ICESS 2022 – Business Law provides a space for all those interested in Business Law to discuss and exchange research ideas in the light of the work environment, business model, and technological changes driven by COVID-19. We welcome legal papers which relate with one of the elements composing this new Area of metaverse, submitted by Academics, Researchers, PhD students and practitioners.

We welcome you to join us for our specialized session debates that will result in high quality practical insights and networking.

Ovidiu Ioan Dumitru

Ovidiu Ioan Dumitru is Associate Prof. PhD. at the Faculty of Law from Bucharest University of Economic Studies, teaching Business law, European Law and Contract Law He is the Dean of Faculty of Law. He is the President of Romanian Society of Construction Law and member of the Board of the European Society of Construction Law. He has been a member of the Education Commission of the Romanian Parliament for 4 years, 2012-2016. He is the Editor-in-Chief of the Romanian Construction Law Review and is a member of the organising teams of different international conferences. Ovidiu holds a Phd in Law, a PhD in Mine, Oil & Gas, and a MBA from WU Executive Academy. He is author and co-author of more articles and books in the field of Business Law and European Business Law.

Evelien Bruggeman

is professor of Construction Law at Delft University of Technology and is also the Director of the Dutch Institute of Construction Law (Instituut voor Bouwrecht) in The Hague.
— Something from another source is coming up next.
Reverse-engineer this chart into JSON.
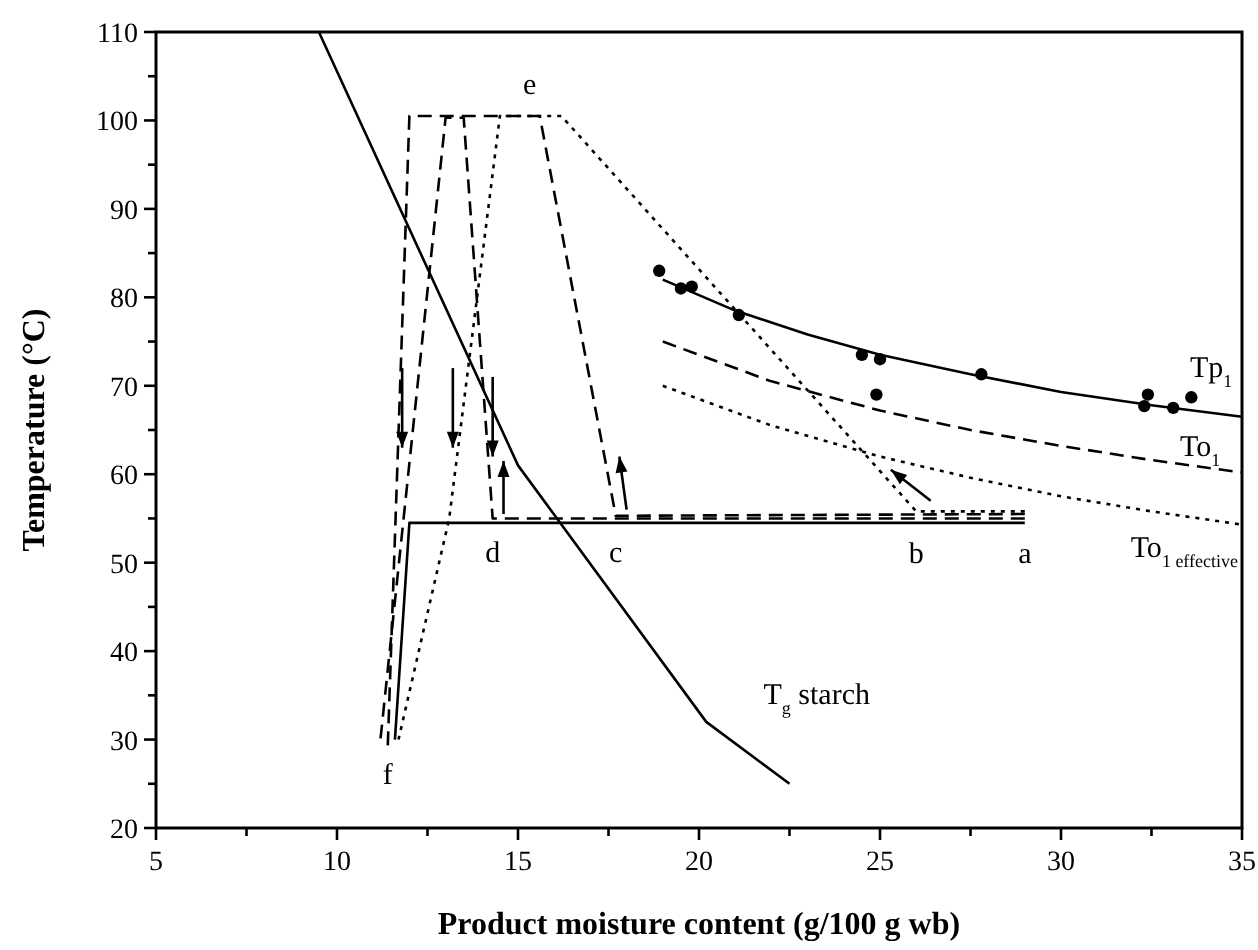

At the moment she is conducting research into the influence of new construction methods on (construction) contract law. One of the aspects of this project is research into the legal aspects of the use of Building Information Models (BIM) in the Netherlands. Her research focuses on both the contractual aspects, as well as the implications for public procurement. Her Dutch handbook on the legal aspects of working with BIM was published in October 2020. Evelien is the General Secretary of the Society of Construction Law which represents the European platform and Association of more than 20 national societies in this Field. She specialises in private construction law, construction contracts, consumer construction law, the legal aspects of quality assurance in construction and the legal aspects of new technologies, BIM and data.